The Cinnabar Moth has striking colours: The forewings are all black with one red line and two red dots. The hind wings are as red as the stripe and dots of the fore wings are. These are warning clours and indeed: the moth is poisonous to birds and other enemies. The wingspan is between 32 and 42 mm. This means it is about the size of the Wall. The only species which look like the Cinnbar Moth are the Burnets. These are black and red coloured moths too, but none of them has a red line in the wing. They only show six or more red dots or other markings. The Burnets are not closely related to the Cinnabar Moth at all, but like the Cinnabar Moth they fly by day.

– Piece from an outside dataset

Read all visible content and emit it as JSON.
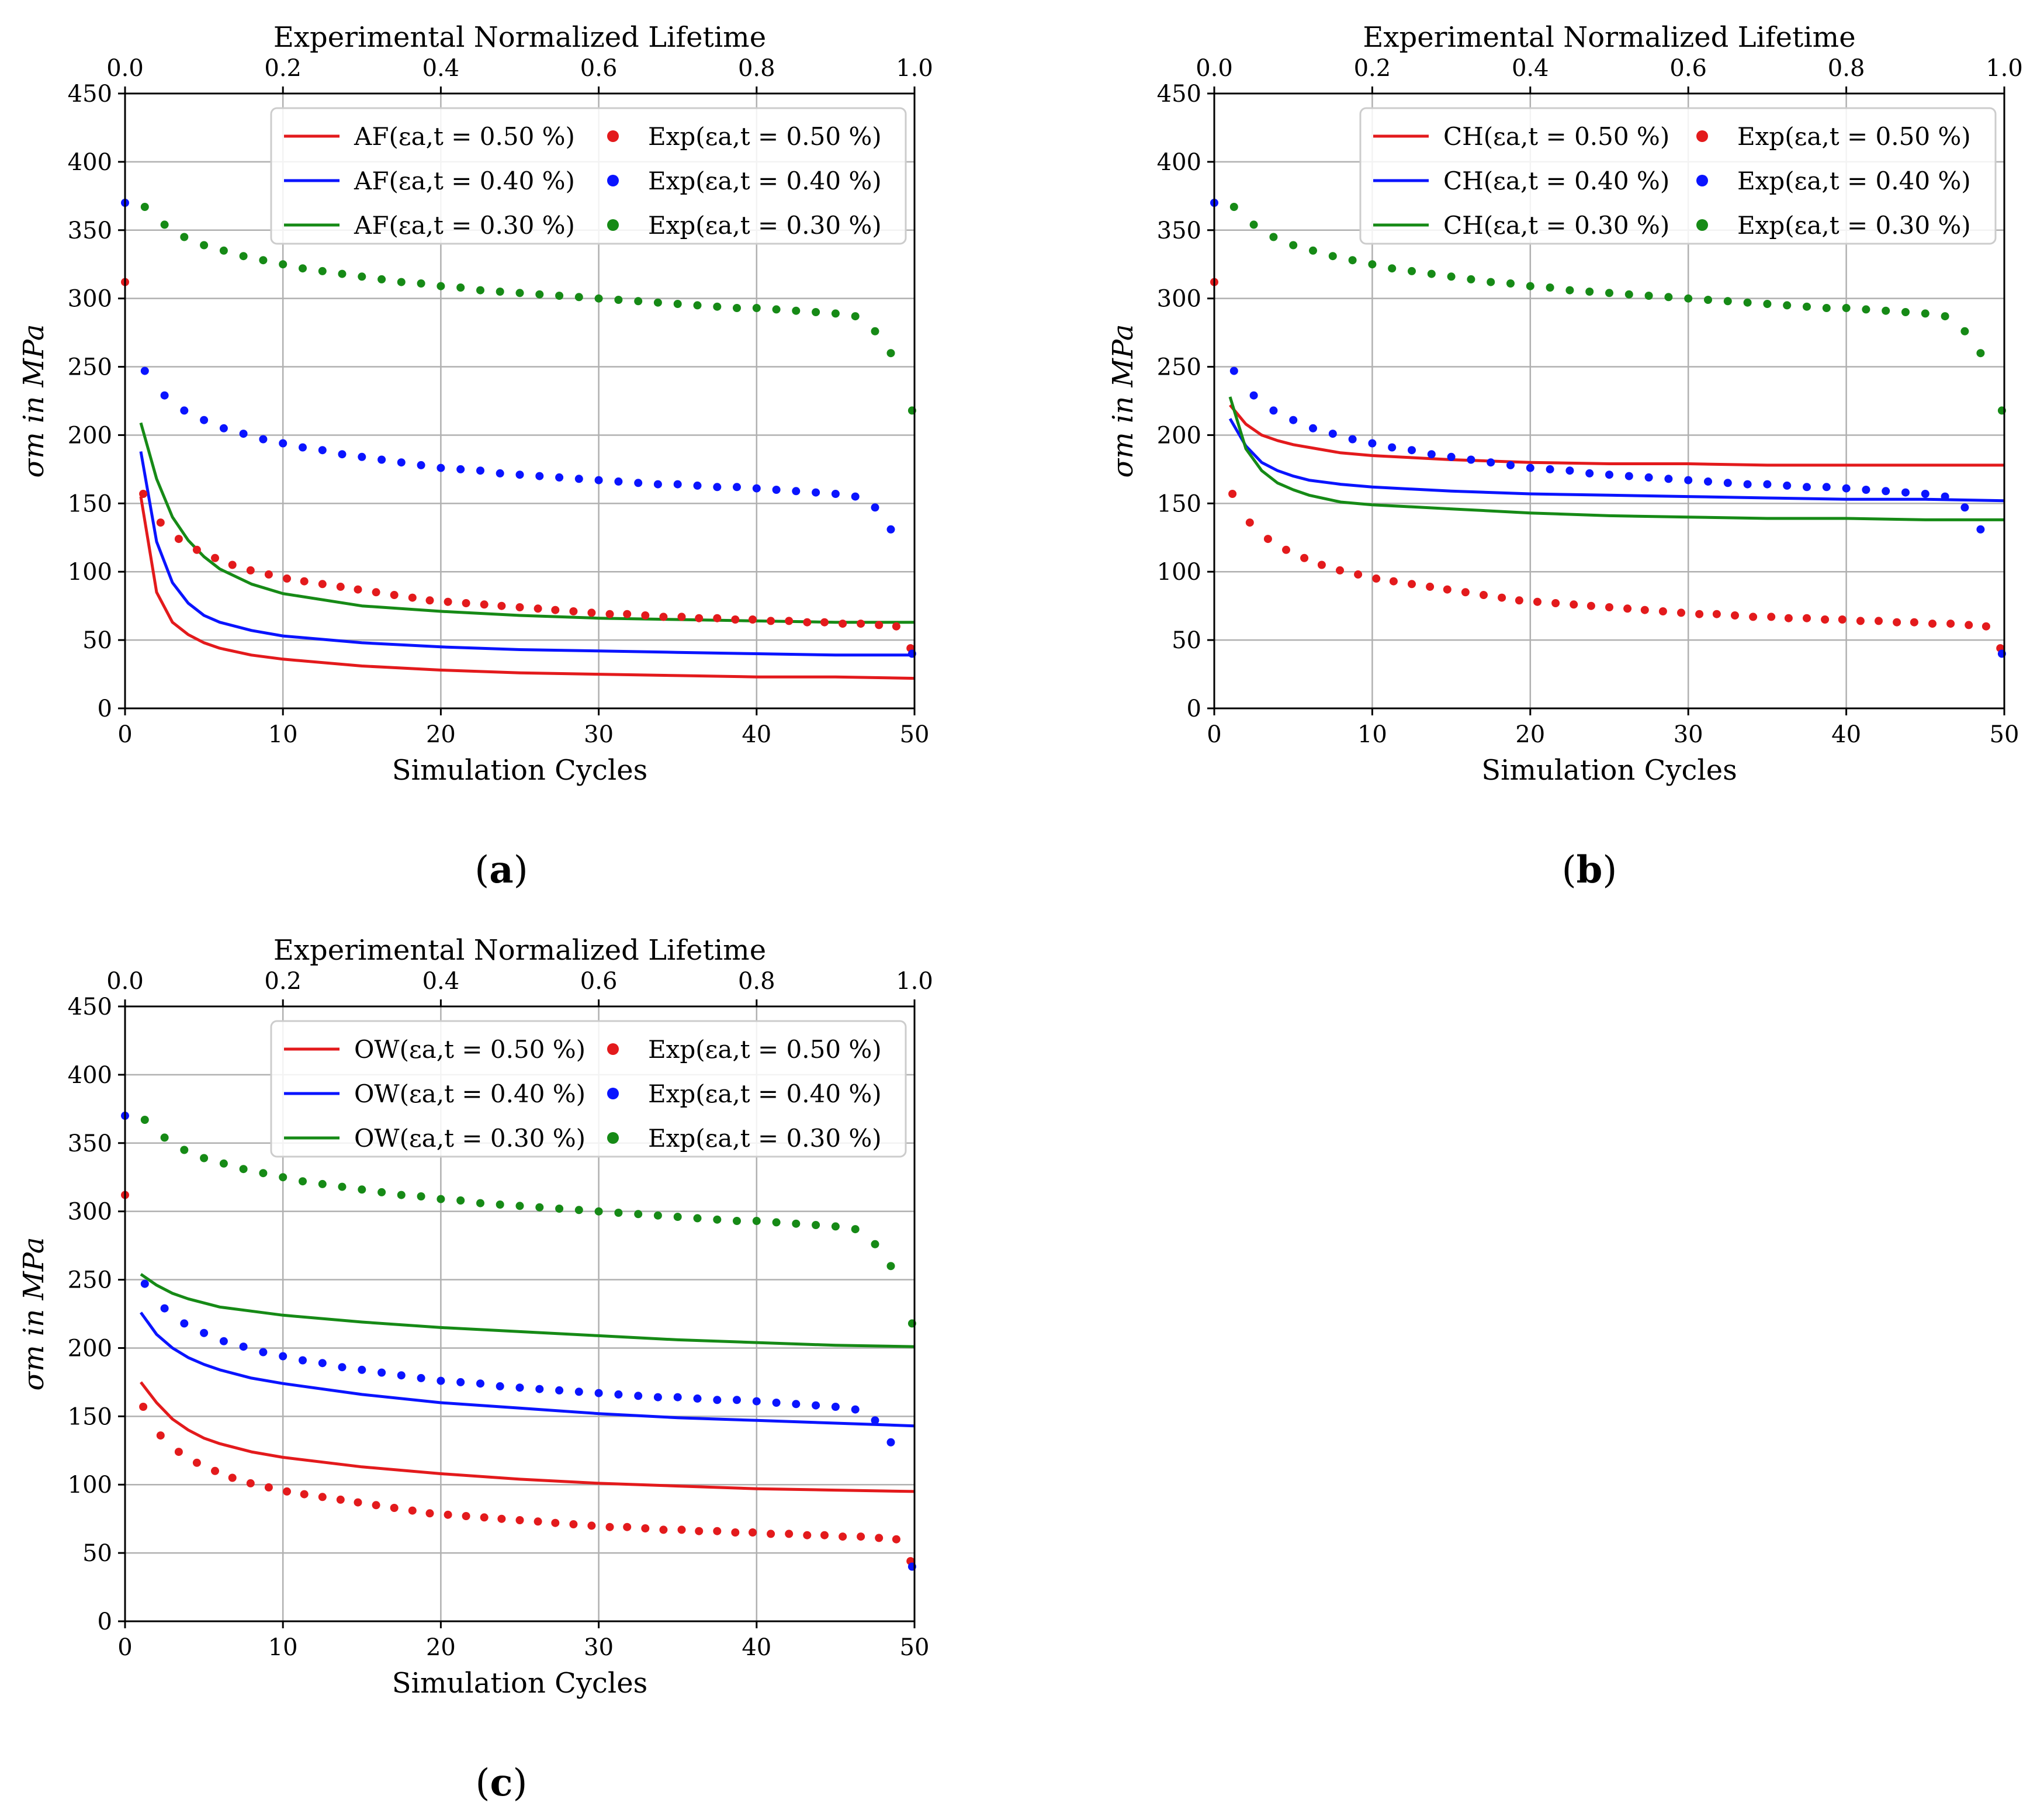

The adult moths appear by the end of April and are on the wing till August. The first caterpillars appear in July. So adult moths and caterpillars may appear together. The caterpillars are black with yellow or orange bands around their body. They are sometimes referred to as Zebra caterpillars. Measuring up to 30 mm they feed day and night and do not hide at all. They life on Ragwort mainly, but are found on other Senecio species as well. From the plant they store poison in their bodies, which makes thgem inedible for most predators. When a lot of caterpillars attack one Ragwort plant they are capable of destroying it completely. By August the caterpillars are full grown. They drop to the ground and pupate underground. They overwinter in the pupal stage.

The Cinnabar Moth originally lived in Europe and Western and Central Asia. It has been introduced to North America, Australia and New Zealand to control Ragwort. In most of Britain this is a common species, even appearing in gardens and parks.